MAROC
10/04/2018 17h:09 CET

Dupés par leurs passeurs, 37 migrants sauvés près de Melilla par le Maroc

Ils avaient été abandonnés dans une zone inaccessible.

Yannis Behrakis / Reuters

MIGRANTS - La gendarmerie royale a secouru, lundi 9 avril, en fin d’après-midi, un groupe de 37 migrants subsahariens arrivés dimanche en bateau sur la plage de Cala Blanca, une crique située près de Melilla.

Selon El Faro de Melilla, un quotidien local, 27 hommes et 10 femmes ont ainsi été débarqués dans la crique de Cala Blanca, à une vingtaine de kilomètres au nord de l’enclave espagnole. Une fois sur place, convaincus d’être en Espagne, ils auraient alerté le service de sauvetage maritime espagnol et envoyé leur géolocalisation afin de signaler leur présence. Seulement voilà: Cala Blanca se trouve en territoire marocain, ce qui ne permet pas aux autorités espagnoles d’intervenir. 

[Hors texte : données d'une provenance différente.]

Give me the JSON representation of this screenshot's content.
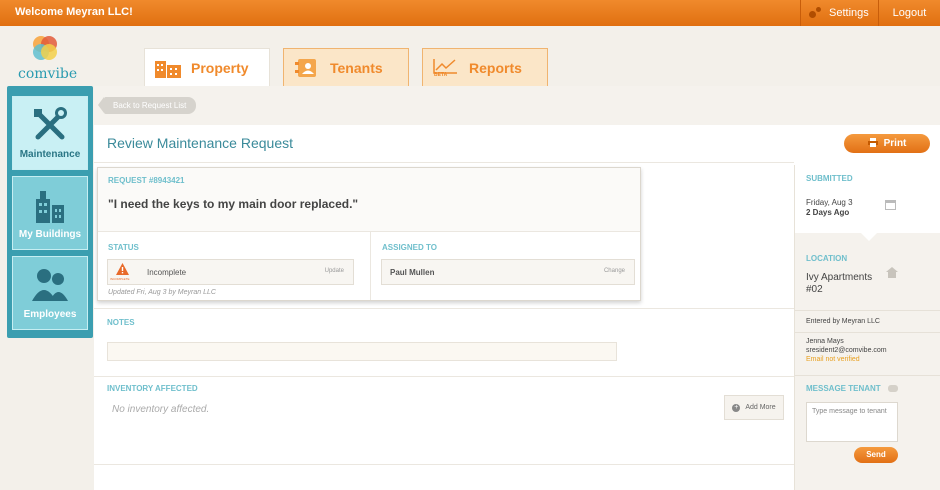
{
  "header": {
    "welcome": "Welcome Meyran LLC!",
    "settings_label": "Settings",
    "logout_label": "Logout"
  },
  "logo": {
    "text": "comvibe"
  },
  "tabs": [
    {
      "label": "Property",
      "icon": "building-icon",
      "active": true
    },
    {
      "label": "Tenants",
      "icon": "contacts-icon",
      "active": false
    },
    {
      "label": "Reports",
      "icon": "chart-beta-icon",
      "active": false,
      "badge": "BETA"
    }
  ],
  "sidebar": {
    "items": [
      {
        "label": "Maintenance",
        "icon": "tools-icon",
        "active": true
      },
      {
        "label": "My Buildings",
        "icon": "buildings-icon",
        "active": false
      },
      {
        "label": "Employees",
        "icon": "people-icon",
        "active": false
      }
    ]
  },
  "breadcrumb": {
    "back_label": "Back to Request List"
  },
  "page": {
    "title": "Review Maintenance Request",
    "print_label": "Print"
  },
  "request": {
    "number_label": "REQUEST #8943421",
    "quote": "\"I need the keys to my main door replaced.\"",
    "status_label": "STATUS",
    "status_value": "Incomplete",
    "status_icon_caption": "INCOMPLETE",
    "status_action": "Update",
    "updated_text": "Updated Fri, Aug 3 by Meyran LLC",
    "assigned_label": "ASSIGNED TO",
    "assigned_value": "Paul Mullen",
    "assigned_action": "Change"
  },
  "notes": {
    "label": "NOTES",
    "value": ""
  },
  "inventory": {
    "label": "INVENTORY AFFECTED",
    "empty_text": "No inventory affected.",
    "add_label": "Add More"
  },
  "submitted": {
    "label": "SUBMITTED",
    "date": "Friday, Aug 3",
    "ago": "2 Days Ago"
  },
  "location": {
    "label": "LOCATION",
    "line1": "Ivy Apartments",
    "line2": "#02",
    "entered_by": "Entered by Meyran LLC"
  },
  "tenant": {
    "name": "Jenna Mays",
    "email": "sresident2@comvibe.com",
    "email_status": "Email not verified"
  },
  "message": {
    "label": "MESSAGE TENANT",
    "placeholder": "Type message to tenant",
    "send_label": "Send"
  },
  "colors": {
    "accent": "#f08a2c",
    "teal": "#3b9eb0",
    "title": "#3a8a9a",
    "warning": "#e8a020"
  }
}
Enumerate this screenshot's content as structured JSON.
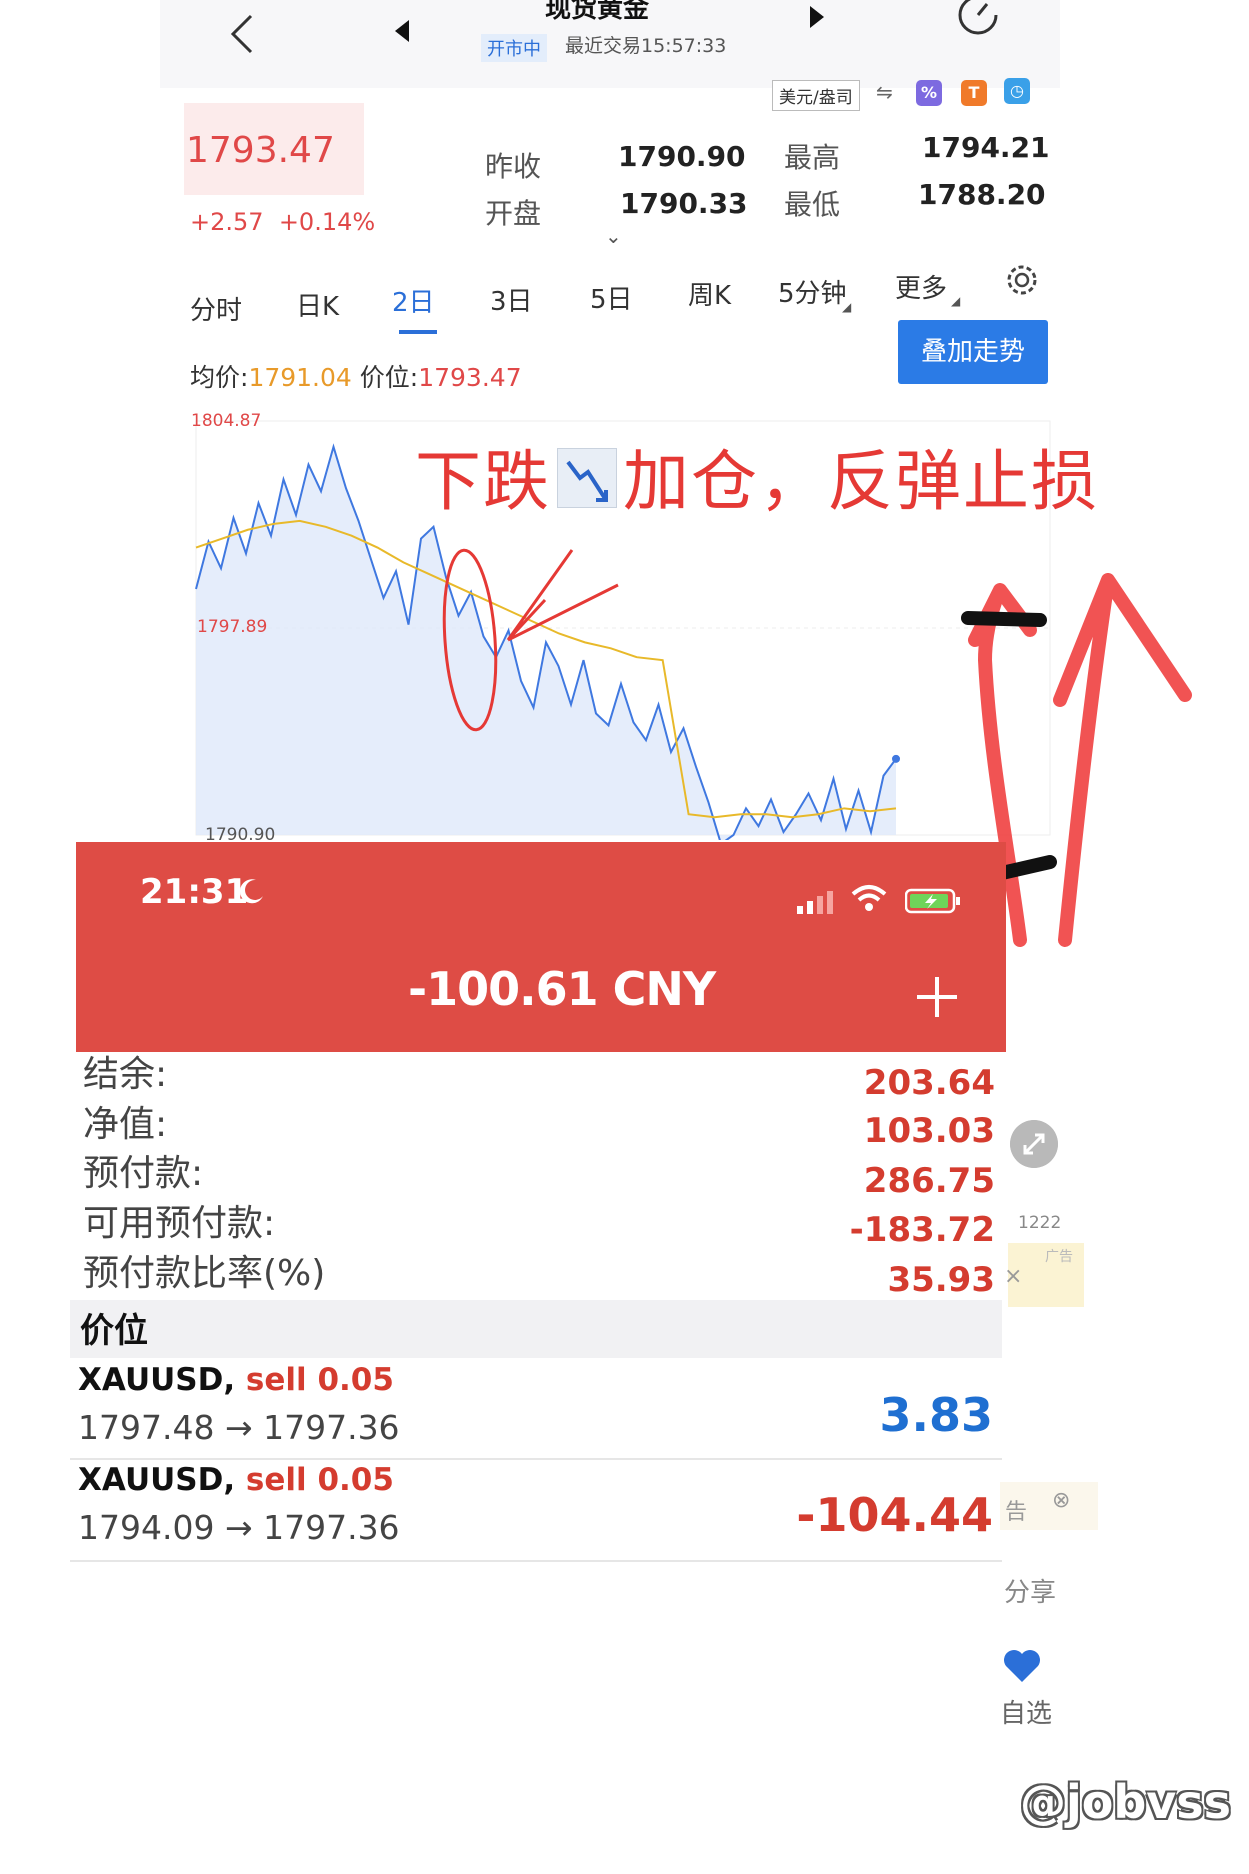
{
  "header": {
    "title": "现货黄金",
    "market_status": "开市中",
    "last_trade": "最近交易15:57:33",
    "currency": "美元/盎司"
  },
  "quote": {
    "price": "1793.47",
    "change": "+2.57",
    "change_pct": "+0.14%",
    "prev_close_label": "昨收",
    "prev_close": "1790.90",
    "open_label": "开盘",
    "open": "1790.33",
    "high_label": "最高",
    "high": "1794.21",
    "low_label": "最低",
    "low": "1788.20"
  },
  "tabs": [
    "分时",
    "日K",
    "2日",
    "3日",
    "5日",
    "周K",
    "5分钟",
    "更多"
  ],
  "active_tab": "2日",
  "overlay_button": "叠加走势",
  "chart_info": {
    "avg_label": "均价:",
    "avg": "1791.04",
    "price_label": "价位:",
    "price": "1793.47"
  },
  "chart_data": {
    "type": "line",
    "title": "",
    "xlabel": "",
    "ylabel": "",
    "ylim": [
      1790.9,
      1804.87
    ],
    "y_ticks": [
      "1804.87",
      "1797.89",
      "1790.90"
    ],
    "series": [
      {
        "values": [
          1799.2,
          1800.8,
          1799.9,
          1801.6,
          1800.4,
          1802.1,
          1801.0,
          1802.9,
          1801.7,
          1803.4,
          1802.5,
          1804.0,
          1802.6,
          1801.5,
          1800.2,
          1798.9,
          1799.8,
          1798.0,
          1800.9,
          1801.3,
          1799.6,
          1798.3,
          1799.1,
          1797.6,
          1796.9,
          1797.8,
          1796.1,
          1795.2,
          1797.4,
          1796.6,
          1795.3,
          1796.8,
          1795.0,
          1794.6,
          1796.0,
          1794.7,
          1794.1,
          1795.3,
          1793.7,
          1794.5,
          1793.2,
          1792.0,
          1790.6,
          1790.9,
          1791.8,
          1791.2,
          1792.1,
          1791.0,
          1791.6,
          1792.3,
          1791.4,
          1792.8,
          1791.1,
          1792.4,
          1791.0,
          1792.9,
          1793.47
        ]
      },
      {
        "values": [
          1800.6,
          1800.9,
          1801.2,
          1801.4,
          1801.5,
          1801.3,
          1801.0,
          1800.6,
          1800.1,
          1799.7,
          1799.3,
          1798.9,
          1798.5,
          1798.1,
          1797.7,
          1797.4,
          1797.2,
          1796.9,
          1796.8,
          1791.6,
          1791.5,
          1791.6,
          1791.6,
          1791.5,
          1791.6,
          1791.8,
          1791.7,
          1791.8
        ]
      }
    ]
  },
  "annotation": {
    "left": "下跌",
    "right": "加仓，反弹止损"
  },
  "trade": {
    "time": "21:31",
    "pnl": "-100.61 CNY",
    "account": [
      {
        "label": "结余:",
        "value": "203.64"
      },
      {
        "label": "净值:",
        "value": "103.03"
      },
      {
        "label": "预付款:",
        "value": "286.75"
      },
      {
        "label": "可用预付款:",
        "value": "-183.72"
      },
      {
        "label": "预付款比率(%)",
        "value": "35.93"
      }
    ],
    "positions_title": "价位",
    "positions": [
      {
        "symbol": "XAUUSD,",
        "side": "sell 0.05",
        "prices": "1797.48 → 1797.36",
        "profit": "3.83",
        "profit_color": "#1f6fd1"
      },
      {
        "symbol": "XAUUSD,",
        "side": "sell 0.05",
        "prices": "1794.09 → 1797.36",
        "profit": "-104.44",
        "profit_color": "#d43c2f"
      }
    ]
  },
  "side_panel": {
    "views": "1222",
    "ad": "广告",
    "ad2": "告",
    "share": "分享",
    "fav": "自选"
  },
  "watermark": "@jobvss",
  "colors": {
    "up_red": "#e04848",
    "accent_blue": "#2b6fd8",
    "banner_red": "#de4c45",
    "avg_orange": "#e8b92a"
  }
}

“Ils se sont fait avoir par les passeurs qui devaient les déposer sur la côte espagnole. Ces migrants étaient donc persuadés d’être arrivés en territoire espagnol alors qu’en réalité, ils étaient au Maroc”, détaille au HuffPost Maroc Helena Maleno, activiste espagnole de l’ONG Caminando sin Fronteras. Cette dernière rapportait l’information dans un tweet publié lundi 9 avril, quelques temps avant qu’ils ne soient sauvés.

Hier, 37 migrants, qui étaient supposés se rendre à Melilla, ont été abandonnés dans une zone inaccessible de la côte marocaine. Depuis hier, ils demandent à être secourus après avoir été victimes d’une terrible tromperie

Les autorités espagnoles auraient contacté dans l’immédiat la gendarmerie royale pour les informer de la présence du groupe de migrants dans la crique de Cala Blanca, mais en vain. “Ils ont passé la nuit sur la plage, sans nourriture, sans eau ni couverture de survie”, nous précise Helena Maleno.

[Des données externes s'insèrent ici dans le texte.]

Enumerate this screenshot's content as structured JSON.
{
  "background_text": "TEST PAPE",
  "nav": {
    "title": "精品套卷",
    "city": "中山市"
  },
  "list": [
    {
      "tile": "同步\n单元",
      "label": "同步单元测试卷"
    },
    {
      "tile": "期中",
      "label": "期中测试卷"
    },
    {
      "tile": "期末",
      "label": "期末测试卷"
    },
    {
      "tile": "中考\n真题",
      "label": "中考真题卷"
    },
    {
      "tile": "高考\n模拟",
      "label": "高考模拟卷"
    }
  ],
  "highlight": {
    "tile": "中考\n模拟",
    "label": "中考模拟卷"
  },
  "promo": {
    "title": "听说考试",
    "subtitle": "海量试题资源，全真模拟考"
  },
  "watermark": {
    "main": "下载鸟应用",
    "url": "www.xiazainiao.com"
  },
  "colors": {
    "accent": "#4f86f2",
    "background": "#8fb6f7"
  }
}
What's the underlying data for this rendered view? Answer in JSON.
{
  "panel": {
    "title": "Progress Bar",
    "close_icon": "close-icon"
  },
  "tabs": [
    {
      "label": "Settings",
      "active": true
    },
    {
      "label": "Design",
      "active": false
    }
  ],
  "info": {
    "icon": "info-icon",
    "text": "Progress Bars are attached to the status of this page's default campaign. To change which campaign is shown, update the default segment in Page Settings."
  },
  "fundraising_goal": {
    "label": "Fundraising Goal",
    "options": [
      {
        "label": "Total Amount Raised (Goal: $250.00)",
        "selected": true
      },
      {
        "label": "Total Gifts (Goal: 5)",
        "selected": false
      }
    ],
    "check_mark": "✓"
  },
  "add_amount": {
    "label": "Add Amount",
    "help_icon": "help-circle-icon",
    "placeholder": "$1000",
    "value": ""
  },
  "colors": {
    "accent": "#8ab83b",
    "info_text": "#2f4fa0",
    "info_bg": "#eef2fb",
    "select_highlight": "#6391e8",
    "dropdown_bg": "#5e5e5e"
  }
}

Les migrants ont alors appelé l’ONG Caminando sin Fronteras pour demander de l’aide. “Nous avons dans l’immédiat alerté et donné toutes les informations aux autorités marocaines, qui ont mis du temps à intervenir alors qu’on a souligné que ces migrants risquaient de mourir. En l’absence de réponse, nous avons donc alerté le bureau de Madrid qui a contacté le Conseil National des Droits de l’Homme (CNDH) et la coordination locale de Nador afin qu’ils interviennent”, explique l’activiste.

Lundi en fin d’après-midi, la gendarmerie royale a finalement secouru le groupe de migrants. “Ils se portaient bien dans l’ensemble mais ont été refoulés par le Maroc et seront raccompagnés aux frontières prochainement”, indique Helena Maleno.